L’extrême droite revient au premier plan de la politique autrichienne

jeudi 2 octobre 2008.
 

La débâcle des sociaux-démocrates et des conservateurs, les deux grands partis autrichiens, était annoncée ; l’ampleur du score réalisé par les deux partis d’extrême droite, qui dépassent avec 29 % le score historique des populistes en 1999, a jeté le froid sur le résultat des élections législatives anticipées qui avaient lieu dimanche 28 septembre en Autriche.

Moins de deux ans après les élections de 2006, sociaux-démocrates et conservateurs, qui avaient dû à contrecoeur se résoudre à gouverner ensemble faute de majorité sans l’extrême droite, avaient sabordé leur coalition en juillet dernier malgré une économie florissante. Le résultat de ce scrutin révèle la frustration des électeurs.

Le nouveau chef du parti social-démocrate, Werner Faymann, ministre de l’infrastructure du gouvernement sortant, n’a pas fait mieux que le chancelier sortant, Alfred Gusenbauer, qu’il a détrôné. Pour la première fois de son histoire, le SPÖ, qui a provoqué la rupture de la grande coalition en s’alliant avec l’extrême droite pour réclamer un référendum pour tout nouveau traité européen, passe sous la barre des 30 %. Avec 29,7 % des voix, il perd 5,6 % de ses électeurs mais n’en conserve pas moins la première place.

C’est donc à lui que revient logiquement l’initiative des négociations en vue de la formation d’une coalition gouvernementale. Au vu des résultats actuels du scrutin - les résultats définitifs ne seront connus qu’après le décompte des votes par correspondance -, deux options s’offrent à lui : retrouver les conservateurs dans une grande coalition ou s’allier avec le plus important des deux partis d’extrême droite, le FPÖ de Heinz-Christian Strache.

Plus lourde encore est la défaite de son partenaire de coalition, le parti conservateur, qui chute à 25,6 % des suffrages. Auteur du tonitruant "ça suffit" qui scella en juillet la mort de la grande coalition après 18 mois de querelles, son chef, et vice-chancelier sortant, Wilhelm Molterer, est rendu responsable de la débâcle.
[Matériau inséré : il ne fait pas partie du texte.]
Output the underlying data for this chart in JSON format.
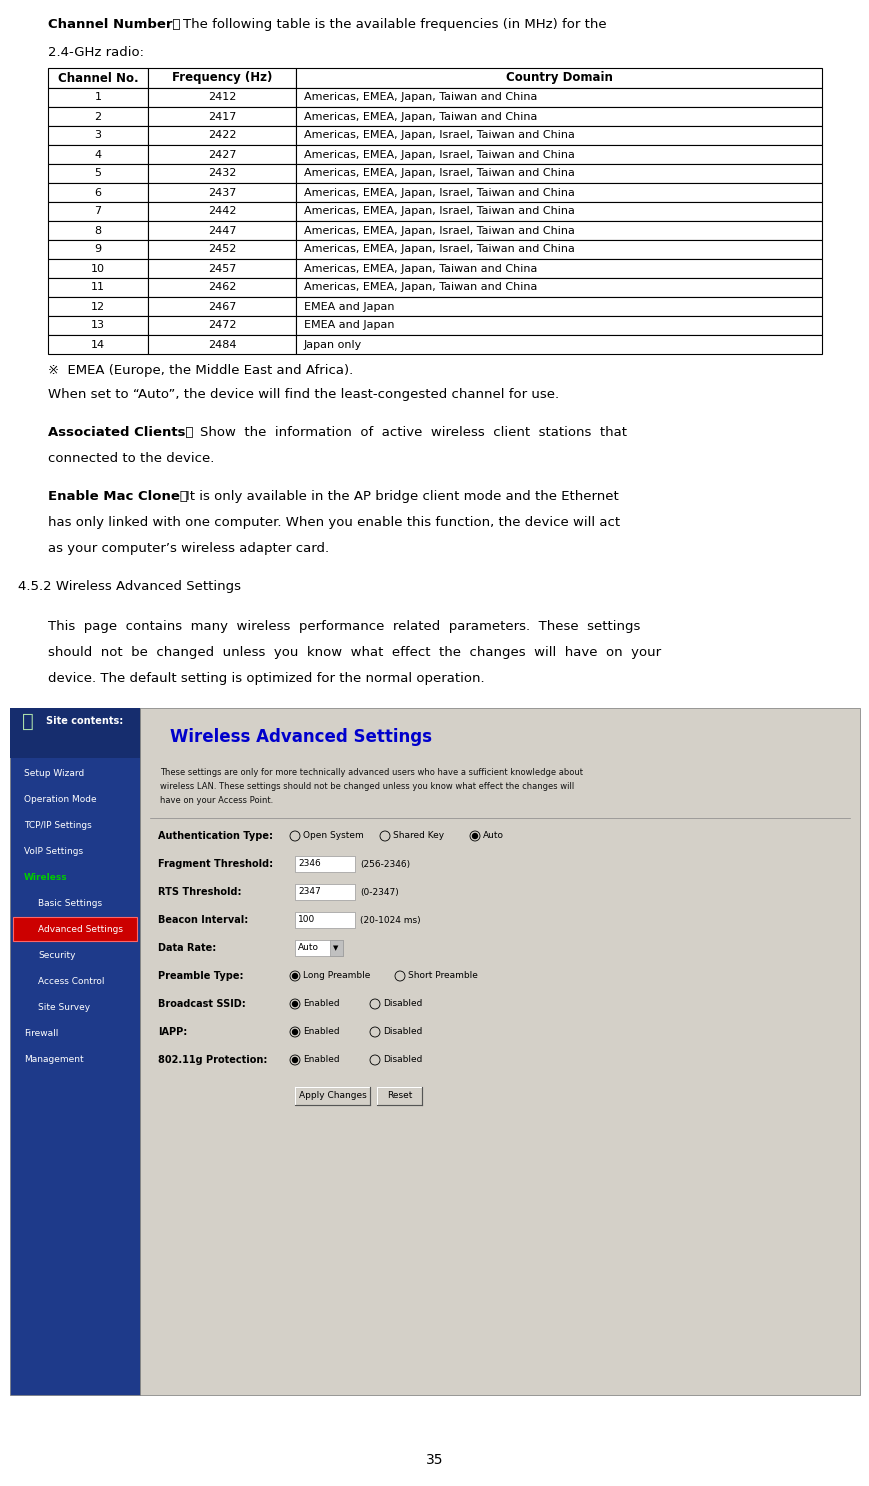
{
  "table_headers": [
    "Channel No.",
    "Frequency (Hz)",
    "Country Domain"
  ],
  "table_rows": [
    [
      "1",
      "2412",
      "Americas, EMEA, Japan, Taiwan and China"
    ],
    [
      "2",
      "2417",
      "Americas, EMEA, Japan, Taiwan and China"
    ],
    [
      "3",
      "2422",
      "Americas, EMEA, Japan, Israel, Taiwan and China"
    ],
    [
      "4",
      "2427",
      "Americas, EMEA, Japan, Israel, Taiwan and China"
    ],
    [
      "5",
      "2432",
      "Americas, EMEA, Japan, Israel, Taiwan and China"
    ],
    [
      "6",
      "2437",
      "Americas, EMEA, Japan, Israel, Taiwan and China"
    ],
    [
      "7",
      "2442",
      "Americas, EMEA, Japan, Israel, Taiwan and China"
    ],
    [
      "8",
      "2447",
      "Americas, EMEA, Japan, Israel, Taiwan and China"
    ],
    [
      "9",
      "2452",
      "Americas, EMEA, Japan, Israel, Taiwan and China"
    ],
    [
      "10",
      "2457",
      "Americas, EMEA, Japan, Taiwan and China"
    ],
    [
      "11",
      "2462",
      "Americas, EMEA, Japan, Taiwan and China"
    ],
    [
      "12",
      "2467",
      "EMEA and Japan"
    ],
    [
      "13",
      "2472",
      "EMEA and Japan"
    ],
    [
      "14",
      "2484",
      "Japan only"
    ]
  ],
  "note1": "※  EMEA (Europe, the Middle East and Africa).",
  "note2": "When set to “Auto”, the device will find the least-congested channel for use.",
  "section_heading": "4.5.2 Wireless Advanced Settings",
  "page_number": "35",
  "bg_color": "#ffffff",
  "sidebar_bg": "#1e3a8a",
  "main_content_bg": "#d4d0c8",
  "title_color_wlan": "#0000cc"
}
Au sein de l’ÖVP, la sourde opposition à son leadership est devenue clairement audible. Le jeune et ambitieux ministre de l’environnement, Erwin Pröll, se place déjà sur les rangs. Contrairement à d’autres cadres du parti qui n’excluent pas l’option d’un ressourcement dans l’opposition ou encore de refaire, comme en 2000, une coalition avec l’extrême droite, le challenger serait disponible pour une nouvelle tentative de grande coalition avec les sociaux-démocrates.

Les deux partis d’extrême droite ont trusté le vote protestataire à l’issue d’une campagne entièrement axée sur la vie chère et dominée par la surenchère populiste des deux grands partis. Représentant d’une extrême droite "pure et dure", Heinz-Christian Strache visait modestement 15 %. Avec 18 % des suffrages, le FPÖ, revigoré après des années de crise dues à sa rupture avec Jörg Haider en 2005 et à sa sortie de la coalition avec les conservateurs, a dépassé son objectif. Dimanche, M. Strache criait victoire et, pour provoquer, revendiquait la chancellerie.

L’autre grand vainqueur est le populiste Jörg Haider, gouverneur de Carinthie, qui effectue un retour spectaculaire neuf ans après avoir stupéfié l’Europe lors des élections de 1999, où, avec 26, 9 %, il avait fait jeu égal avec le parti conservateur. Sous sa direction, mais sans lui, le FPÖ était entré au gouvernement en coalition avec le chancelier conservateur Wolfgang Schüssel, déclenchant en Europe une vague de protestation.

Donné pour mort sur la scène nationale, cet éternel revenant de la politique autrichienne, dont le parti avait tout juste passé la barre des 4 % aux dernières législatives, bluffe les instituts de sondages et ravit aux Verts la quatrième place avec 11 % des suffrages. Avec 9,8 % des voix seulement, ces derniers sortent également perdants de ce scrutin. Ils espéraient un score historique de 15 %, la 3e place et une invitation à participer à une coalition gouvernementale. La campagne ne leur a pas permis de faire valoir leurs thèmes de prédilection. Au lendemain du scrutin, leur slogan "Quand, sinon maintenant !" revêt un goût amer.

La répartition des 183 sièges de l’Assemblée traduit le glissement vers l’extrême droite de l’échiquier. Ensemble, FPÖ et BZÖ totalisent 56 députés, deux de moins que les sociaux-démocrates mais six de plus que les conservateurs.